Good story. Crummy screenplay, acting, and directing. Nobody gives a particularly good performance. When the direction isn't simply functional it seems almost insanely unbalanced. Phil Karlson, who has done some good nasty work elsewhere, is to directing what Grandma Moses is to painting. And the writing should have been shelved until something half-way decent came along. I'll give one example to illustrate the point. The Japanese general, Sesue Hayakawa, has ordered an all-out, self-sacrificial attack on the Americans. As the men and civilians assemble, Hunter captures Hayakawa and orders him at gunpoint to address this rag-tag army and call off the suicidal charge. Hunter and Hayakawa argue before an anguished Hayakawa complies, telling Hunter, "This is not an easy thing to see." Hunter replies bitterly, "Neither was Pearl Harbor." Hunter's line is right out of a World War II flag waver. He's familiar with Japanese customs and the concept of honor. A more appropriate response would have been a compassionate, "I know."

Mama-san and Papa-san are sent to an isolated detention camp along with other Japanese families. It's hardly commented on, though everyone looks a little sad. Hunter seems to forget about them for a long time after their forced move, and we see nothing of the camp itself, just a brief, corny meeting between Mama-san and Hunter. A disgraceful chapter in American history, and it's taken for granted as a matter-of-fact part of war-time life. Angry at a savage attack against our forces at Pearl Harbor, the US, led by Earl Warren, took their rage out on a population that was innocent but readily available. The Japanese detainees later received reparations but as a nation we seemed to have learned nothing from the experience, given that we displaced our aggression all over again a few years ago.

Well, that's an ethical issue which I won't bother with further. Getting back to the movie, there is a loooooooong middle section that takes place in a hot apartment in Honolulu with some girls around for recreational purposes.

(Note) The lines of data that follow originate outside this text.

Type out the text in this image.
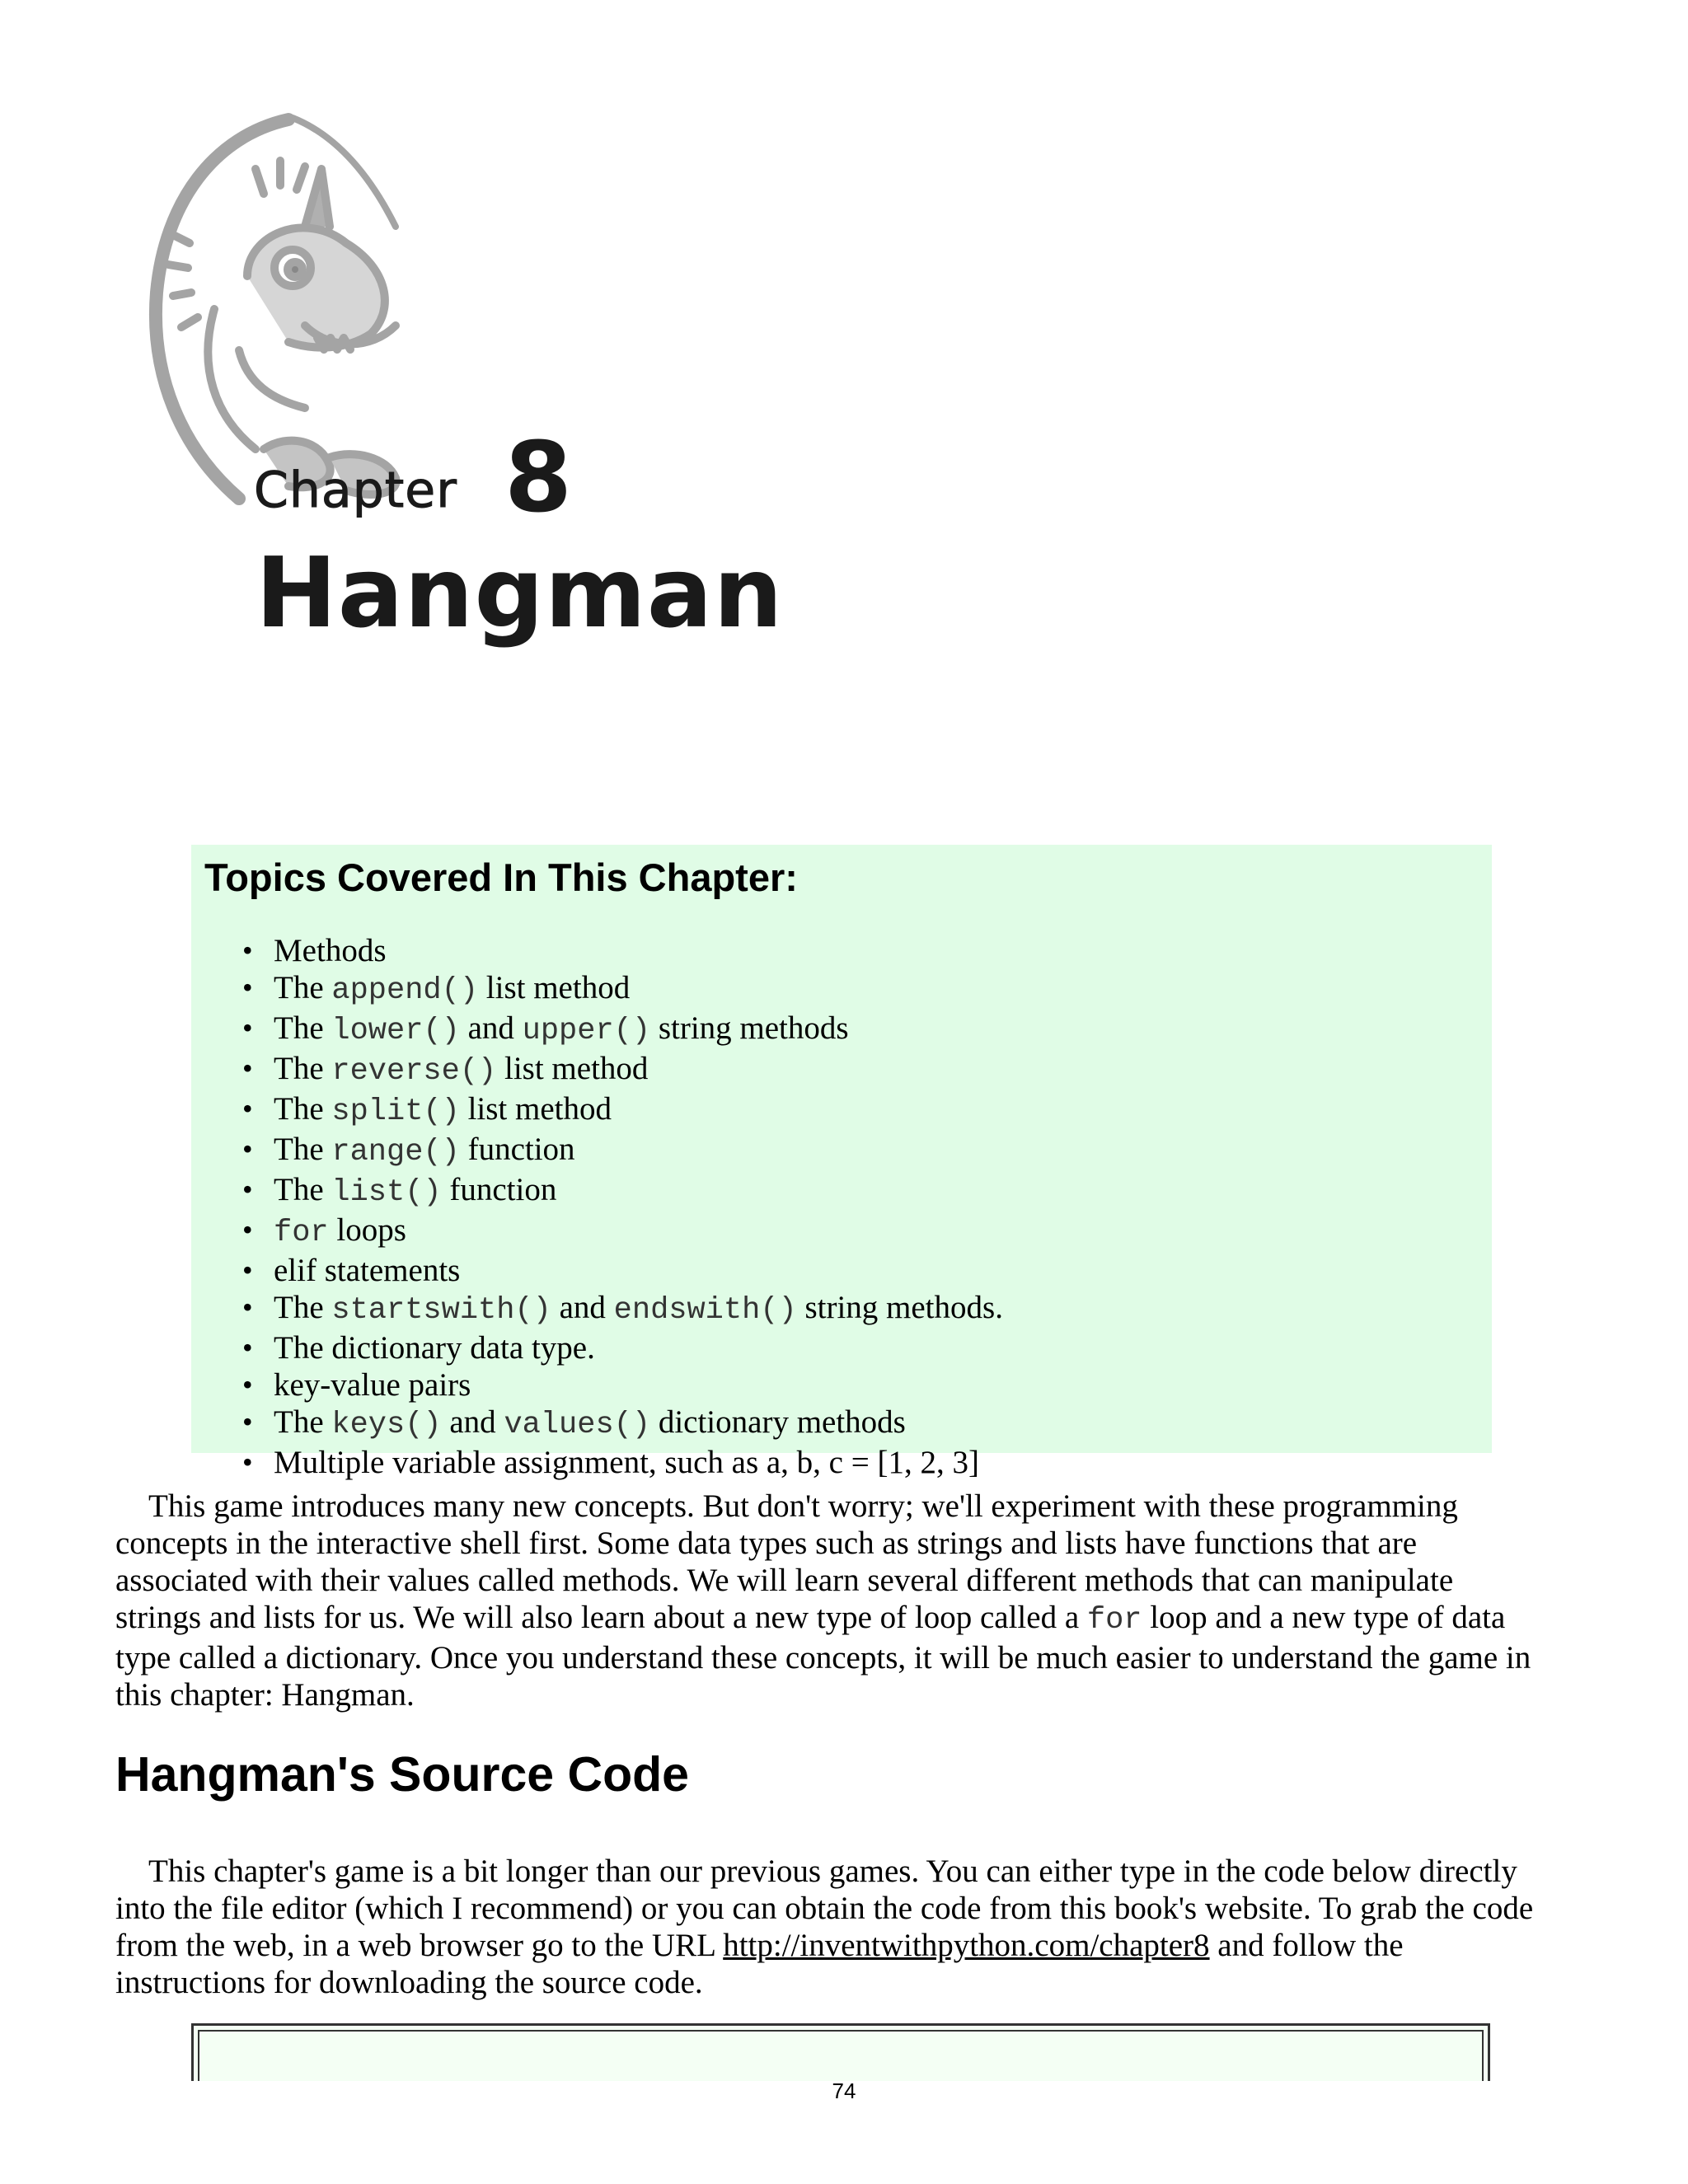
Chapter 8
Hangman
Topics Covered In This Chapter:
• Methods
• The append() list method
• The lower() and upper() string methods
• The reverse() list method
• The split() list method
• The range() function
• The list() function
• for loops
• elif statements
• The startswith() and endswith() string methods.
• The dictionary data type.
• key-value pairs
• The keys() and values() dictionary methods
• Multiple variable assignment, such as a, b, c = [1, 2, 3]

This game introduces many new concepts. But don't worry; we'll experiment with these programming concepts in the interactive shell first. Some data types such as strings and lists have functions that are associated with their values called methods. We will learn several different methods that can manipulate strings and lists for us. We will also learn about a new type of loop called a for loop and a new type of data type called a dictionary. Once you understand these concepts, it will be much easier to understand the game in this chapter: Hangman.

Hangman's Source Code

This chapter's game is a bit longer than our previous games. You can either type in the code below directly into the file editor (which I recommend) or you can obtain the code from this book's website. To grab the code from the web, in a web browser go to the URL http://inventwithpython.com/chapter8 and follow the instructions for downloading the source code.

74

Our boys (except Hunter) get wildly drunk, as boys are want to do, and everyone dances around to discordant 1960s jazz -- not 1940s pop tunes or Hawaiian music. It goes on pointlessly for about twenty minutes of screen time that might have been spent valuably getting a little bit into Hunter's conflicted head. But, no. If there's any reason for the inclusion of this lengthy scene, it's only to give Patricia Owens (a beautiful woman with pale skin and anthracite irises) a chance to get drunk and do an incomplete strip tease. Maybe it gave David Janssen and Vic Damone a chance to endear themselves to the audience too. If that was one of its goals, it failed.

Well, it's not worth carrying on about. I saw this many years ago and was positively impressed with it. Must have been very young, because now that I know a little more about human nature I found it a little banal.